Essa é a parte da personalidade humana que quer desenvolver-se e tornar-se completa".
Jung


Nesta entrevista, a psicóloga e analista junguiana Rosemeire Zago, desvenda o arquétipo (imagem do inconsciente) da criança interior, sua importância e como resgatá-la.

- O que é a criança interior?
Rosemeire: Para a realidade psicológica, a criança é um símbolo para expressar um fato psíquico. A criança interior representa a totalidade na nossa psique, a renovação psicológica, é nossa verdadeira essência.
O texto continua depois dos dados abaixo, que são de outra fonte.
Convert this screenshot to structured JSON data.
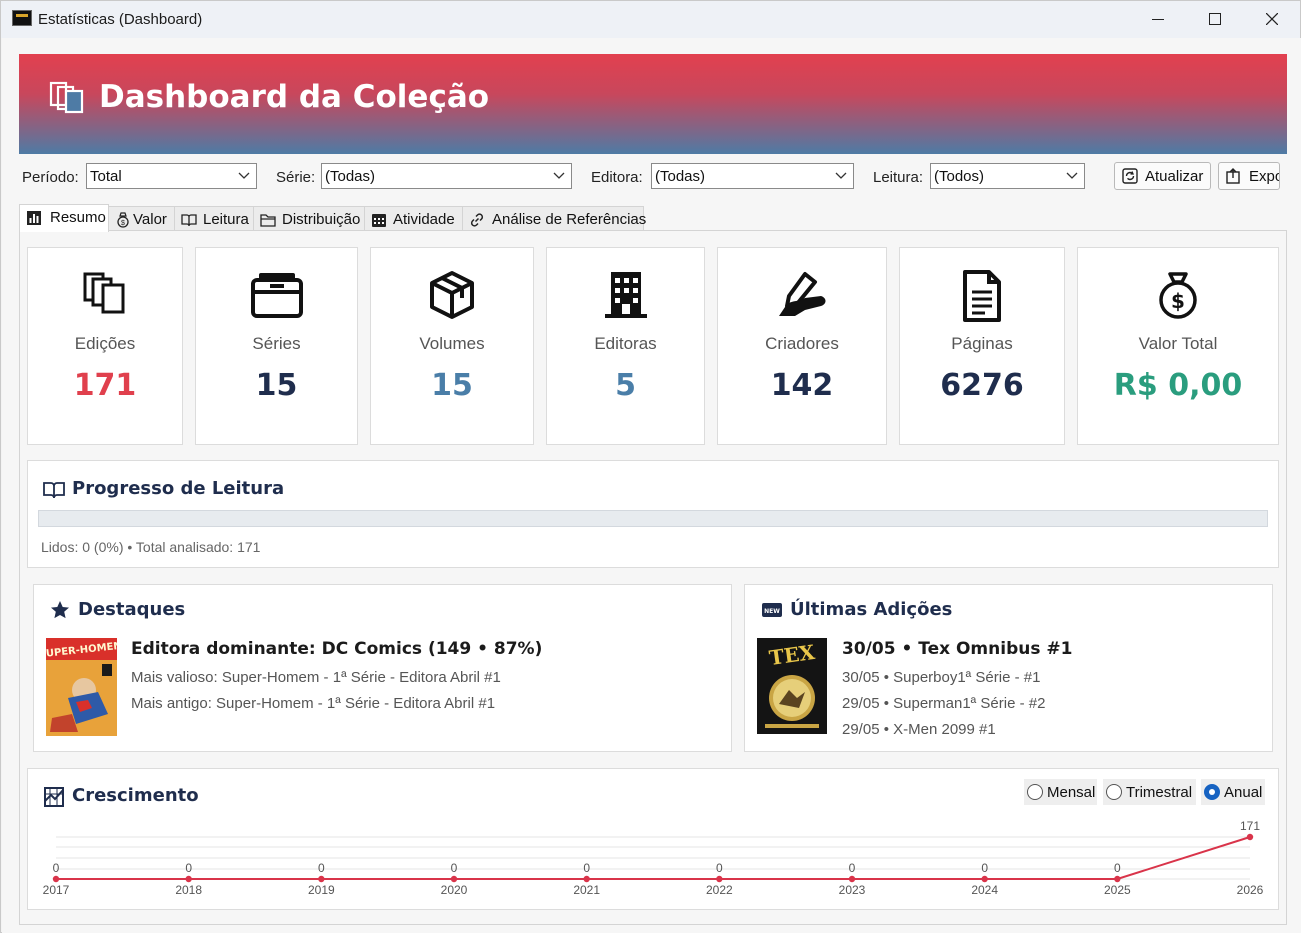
{
  "window": {
    "title": "Estatísticas (Dashboard)"
  },
  "banner": {
    "title": "Dashboard da Coleção"
  },
  "filters": {
    "periodo": {
      "label": "Período:",
      "value": "Total"
    },
    "serie": {
      "label": "Série:",
      "value": "(Todas)"
    },
    "editora": {
      "label": "Editora:",
      "value": "(Todas)"
    },
    "leitura": {
      "label": "Leitura:",
      "value": "(Todos)"
    },
    "refresh_label": "Atualizar",
    "export_label": "Expo"
  },
  "tabs": [
    {
      "label": "Resumo",
      "icon": "bar-chart-icon"
    },
    {
      "label": "Valor",
      "icon": "money-bag-icon"
    },
    {
      "label": "Leitura",
      "icon": "book-icon"
    },
    {
      "label": "Distribuição",
      "icon": "folder-icon"
    },
    {
      "label": "Atividade",
      "icon": "calendar-icon"
    },
    {
      "label": "Análise de Referências",
      "icon": "link-icon"
    }
  ],
  "stats": [
    {
      "label": "Edições",
      "value": "171",
      "color": "#e0404d",
      "icon": "copies-icon"
    },
    {
      "label": "Séries",
      "value": "15",
      "color": "#1f2d4d",
      "icon": "folder-box-icon"
    },
    {
      "label": "Volumes",
      "value": "15",
      "color": "#4a7ea8",
      "icon": "box-icon"
    },
    {
      "label": "Editoras",
      "value": "5",
      "color": "#4a7ea8",
      "icon": "building-icon"
    },
    {
      "label": "Criadores",
      "value": "142",
      "color": "#1f2d4d",
      "icon": "pen-hand-icon"
    },
    {
      "label": "Páginas",
      "value": "6276",
      "color": "#1f2d4d",
      "icon": "document-icon"
    },
    {
      "label": "Valor Total",
      "value": "R$ 0,00",
      "color": "#2a9d7e",
      "icon": "money-bag-icon"
    }
  ],
  "reading_progress": {
    "title": "Progresso de Leitura",
    "percent": 0,
    "text": "Lidos: 0 (0%) • Total analisado: 171"
  },
  "highlights": {
    "title": "Destaques",
    "main": "Editora dominante: DC Comics (149 • 87%)",
    "lines": [
      "Mais valioso: Super-Homem - 1ª Série - Editora Abril #1",
      "Mais antigo: Super-Homem - 1ª Série - Editora Abril #1"
    ],
    "cover_text": "SUPER-HOMEM"
  },
  "recent": {
    "title": "Últimas Adições",
    "main": "30/05 • Tex Omnibus #1",
    "lines": [
      "30/05 • Superboy1ª Série - #1",
      "29/05 • Superman1ª Série - #2",
      "29/05 • X-Men 2099 #1"
    ],
    "cover_text": "TEX"
  },
  "growth": {
    "title": "Crescimento",
    "options": [
      "Mensal",
      "Trimestral",
      "Anual"
    ],
    "selected": "Anual"
  },
  "chart_data": {
    "type": "line",
    "x": [
      "2017",
      "2018",
      "2019",
      "2020",
      "2021",
      "2022",
      "2023",
      "2024",
      "2025",
      "2026"
    ],
    "series": [
      {
        "values": [
          0,
          0,
          0,
          0,
          0,
          0,
          0,
          0,
          0,
          171
        ],
        "color": "#d9344a"
      }
    ],
    "data_labels": [
      "0",
      "0",
      "0",
      "0",
      "0",
      "0",
      "0",
      "0",
      "0",
      "171"
    ],
    "grid": true
  }
}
Nela estão presentes as lembranças ruins, os traumas, como também lembranças alegres, que posteriormente utilizamos como imagens âncoras.

- Qual é a importância em encontrar a criança interior?
Rosemeire: É importante entrar em contato com a criança interior para vivenciar o processo de individuação, ou seja, nosso crescimento. É a descoberta de nós mesmos.
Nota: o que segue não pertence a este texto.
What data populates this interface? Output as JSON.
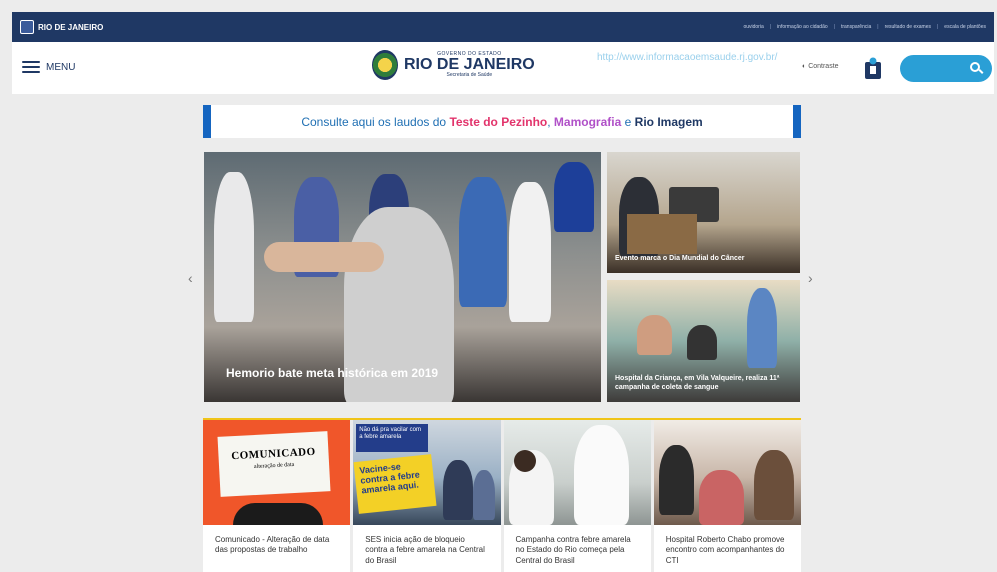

Isso se dá quando entramos em contato com nossos reais sentimentos, principalmente as dores que foram reprimidas por pura sobrevivência, identificando as necessidades emocionais não supridas, as máscaras que criamos para suportar as dores e a negação do "self", o verdadeiro eu. O mais importante é validar todos os sentimentos reprimidos, o que fará toda diferença no processo de cura.

É preciso amar primeiro nossa criança, para depois amarmos outras pessoas e recebermos amor; do contrário, sempre escolheremos, inconscientemente, relacionamentos doentes e destrutivos, recriando padrões da infância. Possuímos uma única arma contra dificuldades internas: a descoberta emocional da verdade sobre a história de nossa infância, que muitas vezes inclui abusos e muito sofrimento em silêncio.

Hoje o resgate da criança interior é o elemento mais importante do trabalho terapêutico. Ouvir essa criança é essencial ao processo de tornar-se único. A necessidade de encontrar a criança interior faz parte da jornada de todo ser humano que se encaminha na direção do autoconhecimento e de sua totalidade.

Ninguém teve uma infância perfeita. Todos nós carregamos questões inconscientes que não foram resolvidas. Sabemos que 80 a 95% das pessoas não receberam atenção adequada quando criança, assim o resgate da criança interior se torna a tarefa da maioria das pessoas. Afinal, o que há de mais rico e sagrado dentro de cada um de nós e que ninguém nunca poderá pegar, roubar ou levar, se não tiver o seu consentimento? Seus sentimentos. E só chegamos a ele através da criança interior. Infelizmente, muitos adultos não sabem que suas dificuldades têm origem em seus primeiros anos, e segundo pesquisas recentes, desde a concepção. Entrar em contato com a criança ferida é romper com o sofrimento do silêncio de todos os abusos sofridos na infância.

- Onde vive a criança interior?
Rosemeire: Simbolicamente encontramos nossa criança escondida atrás da porta, embaixo da cama, ou dentro de um armário. É como se ela ficasse "congelada" nos momentos de intenso sofrimento, decorrentes de abusos sofridos nos primeiros anos de vida. E a sua criança, onde ela está escondida?
Mas ela também está em nossas fantasias, devaneios, sonhos, desejos, imaginações, intuições e principalmente, em nossas emoções. Quando você chora, quem está chorando é sua criança: abandonada, sozinha. Está presente também na parte de nossa psique que vivencia a angústia, a dor e o sofrimento; como também quando você brinca, tem prazer naquilo que faz. Quando você cria algo também é sua criança, ela é nossa maior fonte de criatividade.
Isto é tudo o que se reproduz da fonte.